The other seven songs really laid the foundation for what would become punk. “1969” starts things out with its primal, pulsating rhythm. (Next year’s Fun House would feature “1970”.) “I Wanna Be Your Dog” added and undeniable sexual urgency. “No Fun” and “Real Cool Time” were largely about bored and apathetic youth. It was a theme that the Ramones, Sex Pistols and The Clash would really embrace. “Ann” was ballad of sorts, and was about the same girl as MC5’s “Sister Ann”. (She must have been some girl.) “Not Right” and “Little Doll” finished things off with another aggressive song, and another song about a girl.
Iggy Pop proved to be the prototypical punk frontman, strutting around shirtless and singing in his deep rich baritone. Sometimes his delivery was monotone and indifferent, other times he howled like a rabid dog. The Stoogeseven features a couple of unforgettable primal screams. (It is also claimed that Pop invented stage diving at a show in Detroit.) Ron Asheton’s guitar was fuzzed out and distorted to the brink of feedback. His riffs were simple but also memorable and propulsive. His leads jumped out of the mix and into your face. His brother Scott’s drums were a driving force, not merely a timekeeping mechanism. Together with bassist Dave Alexander, they created a heavy wall of sound a year before Black Sabbath’s first LP. Like most things ahead of their time, this record was far from universally loved.

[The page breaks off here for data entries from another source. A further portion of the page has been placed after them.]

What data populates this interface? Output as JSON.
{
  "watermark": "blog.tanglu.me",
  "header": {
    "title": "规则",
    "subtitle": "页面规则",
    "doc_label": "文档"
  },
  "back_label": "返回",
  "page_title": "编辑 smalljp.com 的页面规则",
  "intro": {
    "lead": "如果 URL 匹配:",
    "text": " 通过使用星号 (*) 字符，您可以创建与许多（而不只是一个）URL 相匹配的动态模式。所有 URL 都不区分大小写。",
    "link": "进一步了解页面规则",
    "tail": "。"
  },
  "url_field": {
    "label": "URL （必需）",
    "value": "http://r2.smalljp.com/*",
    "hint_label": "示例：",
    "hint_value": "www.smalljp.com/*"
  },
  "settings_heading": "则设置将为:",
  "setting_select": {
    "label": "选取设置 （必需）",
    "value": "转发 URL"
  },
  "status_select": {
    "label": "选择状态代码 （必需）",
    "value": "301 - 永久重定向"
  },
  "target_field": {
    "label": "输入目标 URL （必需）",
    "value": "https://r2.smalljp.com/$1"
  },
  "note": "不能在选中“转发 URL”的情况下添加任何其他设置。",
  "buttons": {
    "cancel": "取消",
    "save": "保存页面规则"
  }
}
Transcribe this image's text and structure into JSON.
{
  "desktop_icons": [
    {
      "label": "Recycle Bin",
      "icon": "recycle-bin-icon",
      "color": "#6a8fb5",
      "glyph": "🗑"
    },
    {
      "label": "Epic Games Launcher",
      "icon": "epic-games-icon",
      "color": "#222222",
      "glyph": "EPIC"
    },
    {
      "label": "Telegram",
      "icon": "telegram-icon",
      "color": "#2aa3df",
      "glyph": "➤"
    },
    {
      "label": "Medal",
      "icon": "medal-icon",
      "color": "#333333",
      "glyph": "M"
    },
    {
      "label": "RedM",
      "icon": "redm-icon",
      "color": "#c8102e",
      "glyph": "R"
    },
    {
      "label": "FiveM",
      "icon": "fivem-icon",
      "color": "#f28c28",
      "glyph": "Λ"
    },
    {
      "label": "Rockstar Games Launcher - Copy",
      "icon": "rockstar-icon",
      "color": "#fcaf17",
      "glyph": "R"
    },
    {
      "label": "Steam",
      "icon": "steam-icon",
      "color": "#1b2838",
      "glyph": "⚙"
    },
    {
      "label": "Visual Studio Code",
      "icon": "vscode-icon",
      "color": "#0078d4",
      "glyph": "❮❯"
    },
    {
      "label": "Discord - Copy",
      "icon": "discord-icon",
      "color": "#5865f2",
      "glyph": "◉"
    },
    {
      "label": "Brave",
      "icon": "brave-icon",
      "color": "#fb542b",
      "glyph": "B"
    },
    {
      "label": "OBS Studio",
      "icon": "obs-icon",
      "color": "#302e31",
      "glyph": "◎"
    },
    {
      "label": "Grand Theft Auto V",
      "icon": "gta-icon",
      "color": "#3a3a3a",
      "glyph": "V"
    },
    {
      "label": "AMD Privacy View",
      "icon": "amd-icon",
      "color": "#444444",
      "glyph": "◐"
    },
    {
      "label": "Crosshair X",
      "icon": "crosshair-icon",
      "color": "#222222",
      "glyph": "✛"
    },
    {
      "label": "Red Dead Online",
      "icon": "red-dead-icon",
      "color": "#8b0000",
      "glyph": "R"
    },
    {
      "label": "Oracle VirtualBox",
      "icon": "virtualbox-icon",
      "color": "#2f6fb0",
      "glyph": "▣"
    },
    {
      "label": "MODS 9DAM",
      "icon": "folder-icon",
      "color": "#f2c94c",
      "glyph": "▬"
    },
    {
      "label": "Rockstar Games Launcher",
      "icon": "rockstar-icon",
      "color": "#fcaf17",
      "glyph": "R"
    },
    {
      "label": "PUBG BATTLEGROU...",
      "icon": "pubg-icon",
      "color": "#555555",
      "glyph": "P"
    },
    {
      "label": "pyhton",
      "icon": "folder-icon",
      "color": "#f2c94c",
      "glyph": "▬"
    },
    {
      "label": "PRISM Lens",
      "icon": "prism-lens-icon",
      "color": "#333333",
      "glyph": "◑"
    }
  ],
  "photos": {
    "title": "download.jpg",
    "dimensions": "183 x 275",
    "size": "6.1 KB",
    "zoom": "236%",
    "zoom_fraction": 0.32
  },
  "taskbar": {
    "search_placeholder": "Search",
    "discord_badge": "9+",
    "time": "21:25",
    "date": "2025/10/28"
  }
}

I guess they get the last laugh. Almost 50 years after its original release, The Stooges still sounds vital.
A few years later, the Ramones took The Stooges attitude and musical blueprint and added some melody. This codified punk rock and quickly spread to London and LA, and eventually led us to where we are today. Odds are good that without The Stooges, punk as we know it would not exist. Ron, Scott and Dave are all gone now and Iggy is the unlikely survivor. I finally got to see him for the first time when he was in his late 60’s. He still has more stage presence in his little finger than a dozen modern punk singers. He still oozes sex and danger, even at a ripe old age. For nearly half a century, he’s been earning his title as the Godfather of Punk. It all started with The Stooges, an LP that should be a cornerstone of any respectable punk record collection.